Location
- Starbank Road, Hobmoor Road Birmingham, West Midlands, B10 9LR, B10 9BT, B25 8PY England

Information
- Type: Academy
- Local authority: Birmingham City Council
- Trust: Star Academies
- Department for Education URN: 147757 Tables
- Ofsted: Reports
- Gender: Co-educational
- Age: 3 to 16
- Colours: Red, Black, Grey
- Website: http://www.starbankschool.co.uk/

= Starbank School =

Starbank School is a co-educational all-through school. The school is located over three sites that are close to the boundaries of Bordesley Green, Small Heath, and Yardley in Birmingham, West Midlands, England.

Originally a primary school for pupils aged up to 11, Starbank School started accepting secondary school age pupils in September 2014. The school had a full age range of pupils ages 4 to 16 from September 2018. The school is located over three sites.
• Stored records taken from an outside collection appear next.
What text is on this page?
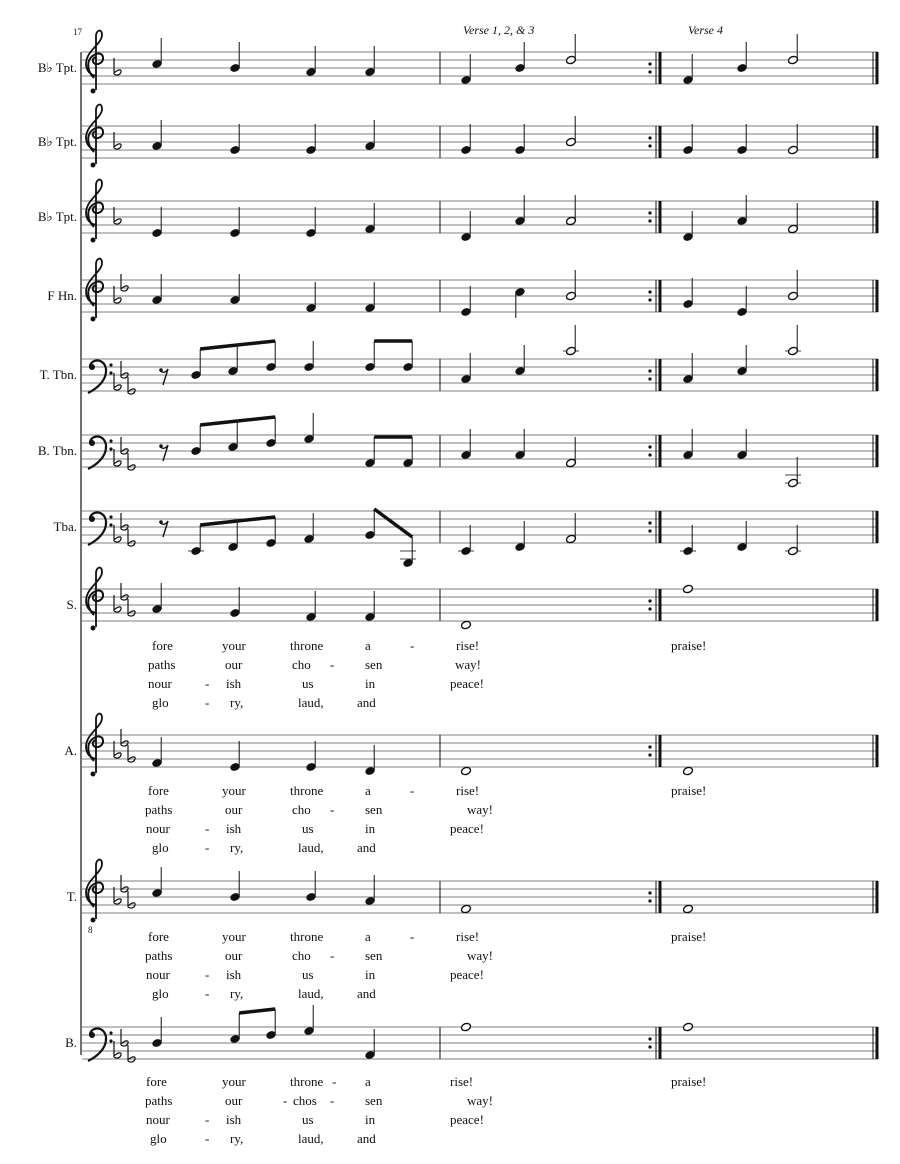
17	Verse 1, 2, & 3	Verse 4
8
B♭ Tpt.
B♭ Tpt.
B♭ Tpt.
F Hn.
T. Tbn.
B. Tbn.
Tba.
S.
A.
T.
B.
fore	your	throne	a	-	rise!	praise!
paths	our	cho - sen	way!
nour	- ish	us	in	peace!
glo	- ry,	laud,	and
fore	your	throne	a	-	rise!	praise!
paths	our	cho - sen	way!
nour	- ish	us	in	peace!
glo	- ry,	laud,	and
fore	your	throne	a	-	rise!	praise!
paths	our	cho - sen	way!
nour	- ish	us	in	peace!
glo	- ry,	laud,	and
fore	your	throne - a	rise!	praise!
paths	our	- chos - sen	way!
nour	- ish	us	in	peace!
glo	- ry,	laud,	and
The original site on Starbank Road houses primary school age pupils, as does the newest site on Bierton Road. The site on Hob Moor Road was relocated to a new site on the same road in September 2016 and this new site accommodates primary school age pupils as well as secondary school age pupils.

Previously a community school administered by Birmingham City Council, in October 2020 Starbank School converted to academy status. The school is now sponsored by Star Academies.